In another study, recently published in the Journal of Neuro-Oncology, Dr. Bobholz and the MCW team demonstrated that radio-pathomic mapping could identify specific tumor characteristics that predict better responses to a targeted cancer treatment—bevacizumab—in patients with glioblastoma. They discovered that patients who had less dense tumors (identified through the mapping technique) showed better treatment outcomes and a significant reduction in tumor size. “We have found preliminary evidence to suggest that different subgroups of tumors exist depending on the appearance of the area just outside the known tumor volume that our maps are sensitive enough to distinguish. These subgroups could be used to help aid in assessing clinical prognosis and can help determine whether patients would be good candidates for receiving anti-angiogenic treatment,” said Dr. Bobholz.
Bobholz noted that the MCW Brain Bank has been critical to advancing research in the LaViolette lab, as it has a one-of-a-kind focus on tying pathological information at autopsy to non-invasive imaging, such as MRI.
“This dataset could not happen without extensive, excellent communication and collaboration between neuro-oncologists, pathologists, neurosurgeons, radiologists, radiation oncologists, and a range of research personnel from the undergraduate to faculty level.

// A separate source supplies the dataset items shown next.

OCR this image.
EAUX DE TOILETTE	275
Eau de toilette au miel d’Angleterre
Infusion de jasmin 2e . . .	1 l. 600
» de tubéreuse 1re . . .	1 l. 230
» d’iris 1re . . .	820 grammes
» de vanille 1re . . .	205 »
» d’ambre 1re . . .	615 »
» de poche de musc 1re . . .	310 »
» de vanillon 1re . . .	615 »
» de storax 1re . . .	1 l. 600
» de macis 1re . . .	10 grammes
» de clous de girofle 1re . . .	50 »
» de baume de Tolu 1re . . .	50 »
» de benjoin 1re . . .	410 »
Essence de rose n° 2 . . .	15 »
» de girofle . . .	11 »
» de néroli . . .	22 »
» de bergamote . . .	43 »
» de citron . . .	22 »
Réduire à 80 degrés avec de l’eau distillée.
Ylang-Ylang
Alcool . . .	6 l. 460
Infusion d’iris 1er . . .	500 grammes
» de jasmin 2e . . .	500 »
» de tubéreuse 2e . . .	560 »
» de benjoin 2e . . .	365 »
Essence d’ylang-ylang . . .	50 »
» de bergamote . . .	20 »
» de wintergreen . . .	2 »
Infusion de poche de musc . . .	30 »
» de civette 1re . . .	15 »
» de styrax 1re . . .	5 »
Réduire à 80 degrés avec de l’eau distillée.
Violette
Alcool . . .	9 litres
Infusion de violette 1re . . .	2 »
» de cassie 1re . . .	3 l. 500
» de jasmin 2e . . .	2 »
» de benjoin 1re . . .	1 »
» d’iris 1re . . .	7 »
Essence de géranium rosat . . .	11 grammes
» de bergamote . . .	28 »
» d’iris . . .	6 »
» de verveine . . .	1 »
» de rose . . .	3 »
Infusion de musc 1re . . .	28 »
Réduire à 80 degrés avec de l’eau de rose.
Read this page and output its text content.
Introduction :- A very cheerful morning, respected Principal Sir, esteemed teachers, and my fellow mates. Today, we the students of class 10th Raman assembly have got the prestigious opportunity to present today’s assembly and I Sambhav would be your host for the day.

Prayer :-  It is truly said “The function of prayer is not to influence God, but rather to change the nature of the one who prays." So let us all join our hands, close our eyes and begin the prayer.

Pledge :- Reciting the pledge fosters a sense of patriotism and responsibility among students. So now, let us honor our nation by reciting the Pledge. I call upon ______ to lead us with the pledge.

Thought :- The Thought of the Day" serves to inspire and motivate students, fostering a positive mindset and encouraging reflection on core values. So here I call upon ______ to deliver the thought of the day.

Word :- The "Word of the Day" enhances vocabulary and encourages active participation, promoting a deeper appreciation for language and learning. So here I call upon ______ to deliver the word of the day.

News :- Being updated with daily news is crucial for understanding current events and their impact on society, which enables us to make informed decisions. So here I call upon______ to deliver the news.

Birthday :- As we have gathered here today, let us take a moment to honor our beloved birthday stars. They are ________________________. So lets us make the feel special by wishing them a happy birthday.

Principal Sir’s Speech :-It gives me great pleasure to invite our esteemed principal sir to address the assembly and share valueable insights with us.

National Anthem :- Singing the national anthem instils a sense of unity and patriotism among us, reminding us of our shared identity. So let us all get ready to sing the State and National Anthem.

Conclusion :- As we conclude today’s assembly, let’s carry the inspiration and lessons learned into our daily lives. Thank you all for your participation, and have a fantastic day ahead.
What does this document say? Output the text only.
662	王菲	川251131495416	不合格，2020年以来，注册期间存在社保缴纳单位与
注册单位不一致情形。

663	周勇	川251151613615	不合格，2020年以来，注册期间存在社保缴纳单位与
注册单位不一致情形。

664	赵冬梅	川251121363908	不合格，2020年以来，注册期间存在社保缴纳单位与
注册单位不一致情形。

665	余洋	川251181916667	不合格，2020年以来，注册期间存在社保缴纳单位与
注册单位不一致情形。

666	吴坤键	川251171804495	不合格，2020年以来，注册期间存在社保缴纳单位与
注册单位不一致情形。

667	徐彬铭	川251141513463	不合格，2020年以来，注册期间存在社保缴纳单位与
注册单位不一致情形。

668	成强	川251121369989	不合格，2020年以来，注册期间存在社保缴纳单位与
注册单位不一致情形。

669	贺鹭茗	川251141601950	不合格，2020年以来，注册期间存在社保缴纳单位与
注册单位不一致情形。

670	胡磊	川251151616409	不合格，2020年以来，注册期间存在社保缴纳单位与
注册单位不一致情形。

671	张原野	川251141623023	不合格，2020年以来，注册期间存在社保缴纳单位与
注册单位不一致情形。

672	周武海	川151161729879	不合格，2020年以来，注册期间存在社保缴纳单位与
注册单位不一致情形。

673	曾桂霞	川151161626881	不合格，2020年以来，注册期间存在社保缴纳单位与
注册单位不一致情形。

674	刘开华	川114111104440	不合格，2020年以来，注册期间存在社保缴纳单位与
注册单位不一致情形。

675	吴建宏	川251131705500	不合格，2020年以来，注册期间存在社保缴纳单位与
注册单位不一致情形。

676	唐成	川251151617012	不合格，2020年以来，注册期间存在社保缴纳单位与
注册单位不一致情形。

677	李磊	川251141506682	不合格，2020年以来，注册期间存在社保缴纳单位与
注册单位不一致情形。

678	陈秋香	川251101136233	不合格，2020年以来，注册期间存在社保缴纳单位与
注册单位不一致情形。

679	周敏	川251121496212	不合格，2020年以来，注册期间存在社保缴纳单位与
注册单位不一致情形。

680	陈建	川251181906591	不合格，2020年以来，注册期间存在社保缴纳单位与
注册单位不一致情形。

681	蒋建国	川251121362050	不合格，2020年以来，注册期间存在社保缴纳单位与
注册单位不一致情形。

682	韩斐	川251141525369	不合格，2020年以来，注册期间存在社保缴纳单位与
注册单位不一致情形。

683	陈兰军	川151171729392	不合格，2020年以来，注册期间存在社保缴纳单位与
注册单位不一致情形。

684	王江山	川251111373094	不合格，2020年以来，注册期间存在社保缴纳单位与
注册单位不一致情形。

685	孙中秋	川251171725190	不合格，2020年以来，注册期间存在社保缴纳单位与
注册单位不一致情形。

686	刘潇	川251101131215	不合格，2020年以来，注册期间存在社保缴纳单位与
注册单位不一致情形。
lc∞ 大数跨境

Our group has developed both the physical and human infrastructure to not only build the MCW Brain Bank as a resource but ensure that it is put to use to develop innovative, clinic-ready tools that can hopefully translate to real patient impact,” said Dr. Bobholz.
But this is just the beginning for the research team, as the LaViolette lab recently received a fundable score on a National Institutes of Health RO1 grant to support multi-site clinical validation of its radio-pathomic mapping technique in the surgical setting. The $4 million project, “Radiopathomic Modeling of Glioma Heterogeneity Throughout a Patient’s Disease Trajectory,” will be conducted in collaboration with the University of California San Francisco (UCSF), allowing both research teams to merge their models and create a hybrid model that accounts for various treatments.
“UCSF has been developing their biopsy-based radio-pathomic maps in parallel to our autopsy-based maps for several years, and we’ve been fortunate enough to develop a collaborative relationship focused on trying a range of different algorithms, experimental designs, and data sets to improve each model to the best of its ability. In addition to symmetrically working to merge the biopsy and autopsy based models, they will implement the maps at surgery at their local site to validate the combined map in the first line clinical setting,” said Dr. Bobholz.